Círculo de Pensionistas y Trabajadores españoles en Gibraltar
- Abbreviation: CITYPEG
- Type: Trade union
- Region served: Gibraltar
- Chairman: Francisco Ponce

= CITYPEG =

Organisation representing Spanish workers in Gibraltar

CITYPEG, short for Círculo de Pensionistas y Trabajadores españoles en Gibraltar ('Circle of Spanish Pensioners and Workers in Gibraltar'), is an organisation representing Spanish workers in Gibraltar. It is a rival of ASCTEG ('Socio-Cultural Association of Spanish Workers in Gibraltar'), another organisation representing Spanish workers in the territory.

The chairman of the organisation is Francisco Ponce. He was a member of the Unite District Committee in Gibraltar, but resigned from this post in March 2012 (leaving the District Committee without Spanish representation). Ponce accuses Unite of being reluctant to take actions on behalf of Spanish workers.

CITYPEG has been critical of the policies of the Gibraltarian and Spanish governments for their impact on Spanish workers in the territory. It has characterised the Spanish government's administration of the Gibraltar-Spain border as amounting to using the frontier as "a political weapon", pointing out that long border queues at the Spanish checkpoint affect "Spanish workers in Gibraltar, primarily". It has also complained that the Gibraltar government discriminates against Spanish workers by not topping-up their pensions in the same way as it does for native Gibraltarian workers, and claimed that 500 Spanish workers were laid off in the first half of 2012 as part of an "anti-Spanish policy". The Gibraltar government rejected CITYPEG's claims.

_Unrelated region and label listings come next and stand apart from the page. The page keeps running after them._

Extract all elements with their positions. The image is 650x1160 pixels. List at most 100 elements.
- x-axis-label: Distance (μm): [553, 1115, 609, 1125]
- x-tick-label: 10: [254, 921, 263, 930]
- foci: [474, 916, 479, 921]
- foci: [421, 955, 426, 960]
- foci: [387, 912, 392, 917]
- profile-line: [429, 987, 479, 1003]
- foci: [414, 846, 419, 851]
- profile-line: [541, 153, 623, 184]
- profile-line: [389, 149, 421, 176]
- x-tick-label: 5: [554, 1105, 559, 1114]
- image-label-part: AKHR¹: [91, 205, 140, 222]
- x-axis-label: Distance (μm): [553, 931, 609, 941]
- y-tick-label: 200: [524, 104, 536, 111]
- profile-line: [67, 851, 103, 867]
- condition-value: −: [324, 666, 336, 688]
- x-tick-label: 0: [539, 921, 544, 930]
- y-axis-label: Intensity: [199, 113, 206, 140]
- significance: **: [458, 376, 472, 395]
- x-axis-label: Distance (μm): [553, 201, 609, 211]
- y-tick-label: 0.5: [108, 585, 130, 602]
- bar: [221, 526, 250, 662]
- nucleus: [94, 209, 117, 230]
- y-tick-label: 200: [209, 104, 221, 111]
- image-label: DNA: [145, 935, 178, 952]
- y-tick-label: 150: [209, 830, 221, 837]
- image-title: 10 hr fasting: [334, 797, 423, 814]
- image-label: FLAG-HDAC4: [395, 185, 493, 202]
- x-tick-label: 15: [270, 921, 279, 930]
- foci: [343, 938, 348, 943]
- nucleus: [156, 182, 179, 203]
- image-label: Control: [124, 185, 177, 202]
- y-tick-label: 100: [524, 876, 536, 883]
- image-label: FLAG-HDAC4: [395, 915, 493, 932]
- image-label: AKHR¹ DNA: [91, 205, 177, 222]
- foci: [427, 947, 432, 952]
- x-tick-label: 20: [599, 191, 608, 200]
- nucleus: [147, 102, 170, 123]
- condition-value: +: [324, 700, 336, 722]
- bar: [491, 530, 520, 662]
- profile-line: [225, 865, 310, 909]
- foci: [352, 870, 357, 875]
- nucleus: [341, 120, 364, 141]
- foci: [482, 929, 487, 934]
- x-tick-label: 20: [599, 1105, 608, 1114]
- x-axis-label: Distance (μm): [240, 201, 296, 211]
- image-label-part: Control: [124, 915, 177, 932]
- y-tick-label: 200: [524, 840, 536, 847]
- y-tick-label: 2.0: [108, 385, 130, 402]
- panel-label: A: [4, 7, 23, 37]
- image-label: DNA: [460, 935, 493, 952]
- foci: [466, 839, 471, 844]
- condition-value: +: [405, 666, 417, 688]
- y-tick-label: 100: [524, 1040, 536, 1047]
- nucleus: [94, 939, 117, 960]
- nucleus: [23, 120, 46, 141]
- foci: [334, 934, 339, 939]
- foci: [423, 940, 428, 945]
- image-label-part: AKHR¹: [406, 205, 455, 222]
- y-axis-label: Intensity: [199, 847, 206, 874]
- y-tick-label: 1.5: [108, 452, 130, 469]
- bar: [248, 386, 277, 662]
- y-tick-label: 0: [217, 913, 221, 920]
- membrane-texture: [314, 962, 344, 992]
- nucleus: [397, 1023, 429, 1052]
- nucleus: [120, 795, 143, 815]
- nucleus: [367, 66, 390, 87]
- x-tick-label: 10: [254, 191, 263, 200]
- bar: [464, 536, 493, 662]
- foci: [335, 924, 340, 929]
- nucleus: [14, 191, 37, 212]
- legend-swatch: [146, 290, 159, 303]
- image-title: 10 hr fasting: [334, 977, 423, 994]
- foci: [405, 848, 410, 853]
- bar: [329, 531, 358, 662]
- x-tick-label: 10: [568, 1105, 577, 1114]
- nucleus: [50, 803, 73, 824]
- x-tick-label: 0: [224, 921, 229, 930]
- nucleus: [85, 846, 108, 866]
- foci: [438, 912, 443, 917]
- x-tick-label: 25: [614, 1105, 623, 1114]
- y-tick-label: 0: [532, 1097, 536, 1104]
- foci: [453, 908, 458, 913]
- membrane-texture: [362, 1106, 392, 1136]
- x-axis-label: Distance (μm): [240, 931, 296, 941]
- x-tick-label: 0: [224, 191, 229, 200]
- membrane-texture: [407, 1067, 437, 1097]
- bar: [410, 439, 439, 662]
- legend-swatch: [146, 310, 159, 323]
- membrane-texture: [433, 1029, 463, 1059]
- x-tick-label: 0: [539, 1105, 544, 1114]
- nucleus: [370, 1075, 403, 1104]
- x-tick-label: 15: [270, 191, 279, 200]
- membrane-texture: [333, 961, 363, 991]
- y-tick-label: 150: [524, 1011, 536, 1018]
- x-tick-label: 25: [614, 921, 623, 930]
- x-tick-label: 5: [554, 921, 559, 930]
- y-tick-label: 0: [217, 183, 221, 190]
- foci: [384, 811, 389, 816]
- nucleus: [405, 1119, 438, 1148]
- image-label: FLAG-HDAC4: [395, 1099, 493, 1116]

Further claims of discrimination, published in December 2012, led to a libel action against CITYPEG's head Francisco Ponce. After he claimed that Spanish workers had been banned from attending the Gibraltar Joinery and Building Services (GJBS) Christmas party – a claim that was picked up by the Spanish media – he was sued for libel by Gibraltar's Employment Minister Joe Bossano and GJBS. The case was settled in February 2013 when Ponce issued a public apology and agreed to make a symbolic €100 donation to charity.